We obtain constraints on cosmological parameters from the spherically averaged redshift-space correlation function of the CMASS Data Release 9 ( DR9 ) sample of the Baryonic Oscillation Spectroscopic Survey ( BOSS ) .
We combine this information with additional data from recent CMB , SN and BAO measurements .
Our results show no significant evidence of deviations from the standard flat- \Lambda CDM model , whose basic parameters can be specified by \Omega _ { m } = 0.285 \pm 0.009 , 100 \Omega _ { b } = 4.59 \pm 0.09 , n _ { s } = 0.961 \pm 0.009 , H _ { 0 } = 69.4 \pm 0.8 { km } { s } ^ { -1 } { Mpc } ^ { -1 } and \sigma _ { 8 } = 0.80 \pm 0.02 .
The CMB+CMASS combination sets tight constraints on the curvature of the Universe , with \Omega _ { k } = -0.0043 \pm 0.0049 , and the tensor-to-scalar amplitude ratio , for which we find r < 0.16 at the 95 per cent confidence level ( CL ) .
These data show a clear signature of a deviation from scale-invariance also in the presence of tensor modes , with n _ { s } < 1 at the 99.7 per cent CL .
We derive constraints on the fraction of massive neutrinos of f _ { \nu } < 0.049 ( 95 per cent CL ) , implying a limit of \sum m _ { \nu } < 0.51 { eV } .

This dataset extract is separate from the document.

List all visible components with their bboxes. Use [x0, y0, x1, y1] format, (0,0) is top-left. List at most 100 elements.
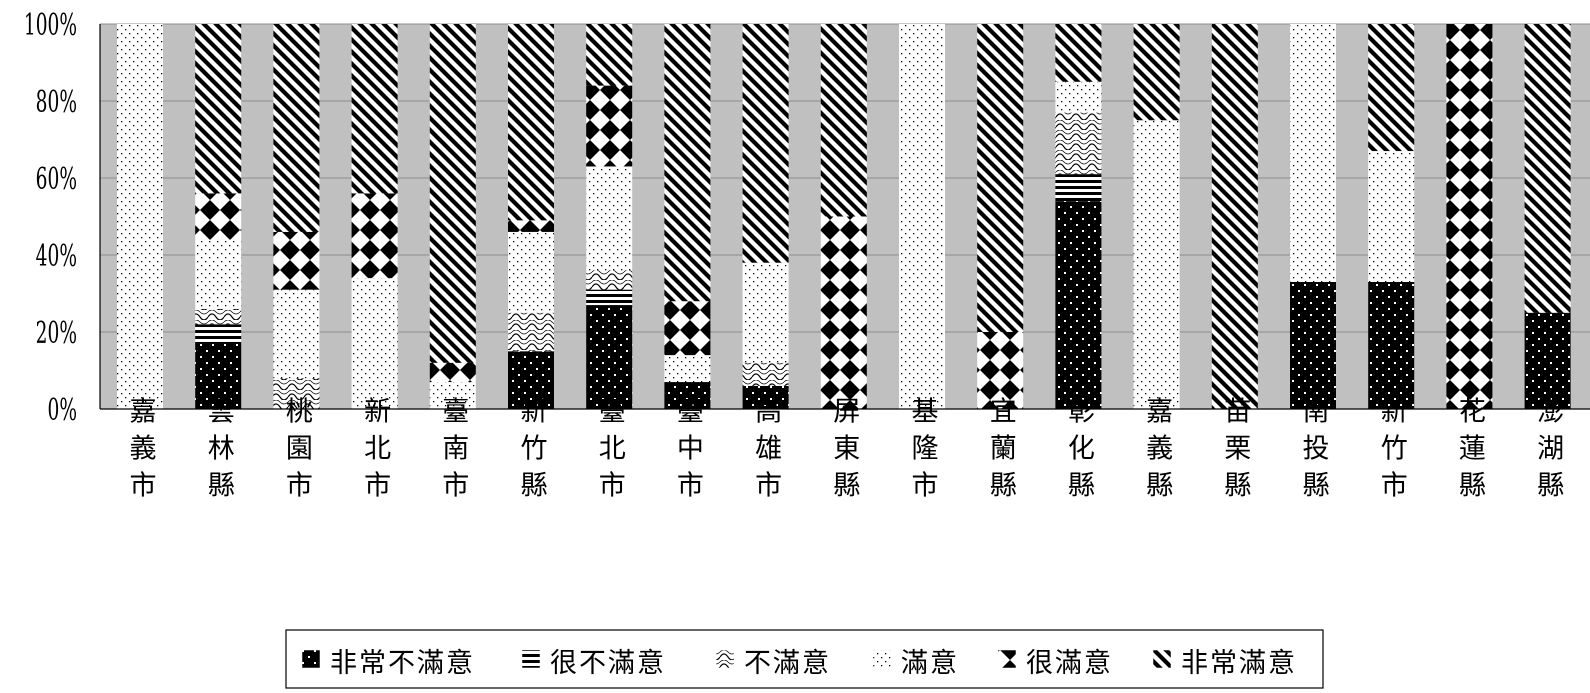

We find no signature of a deviation from a cosmological constant from the combination of all datasets , with a constraint of w _ { DE } = -1.033 \pm 0.073 when this parameter is assumed time-independent , and no evidence of a departure from this value when it is allowed to evolve as w _ { DE } ( a ) = w _ { 0 } + w _ { a } ( 1 - a ) .
The achieved accuracy on our cosmological constraints is a clear demonstration of the constraining power of current cosmological observations .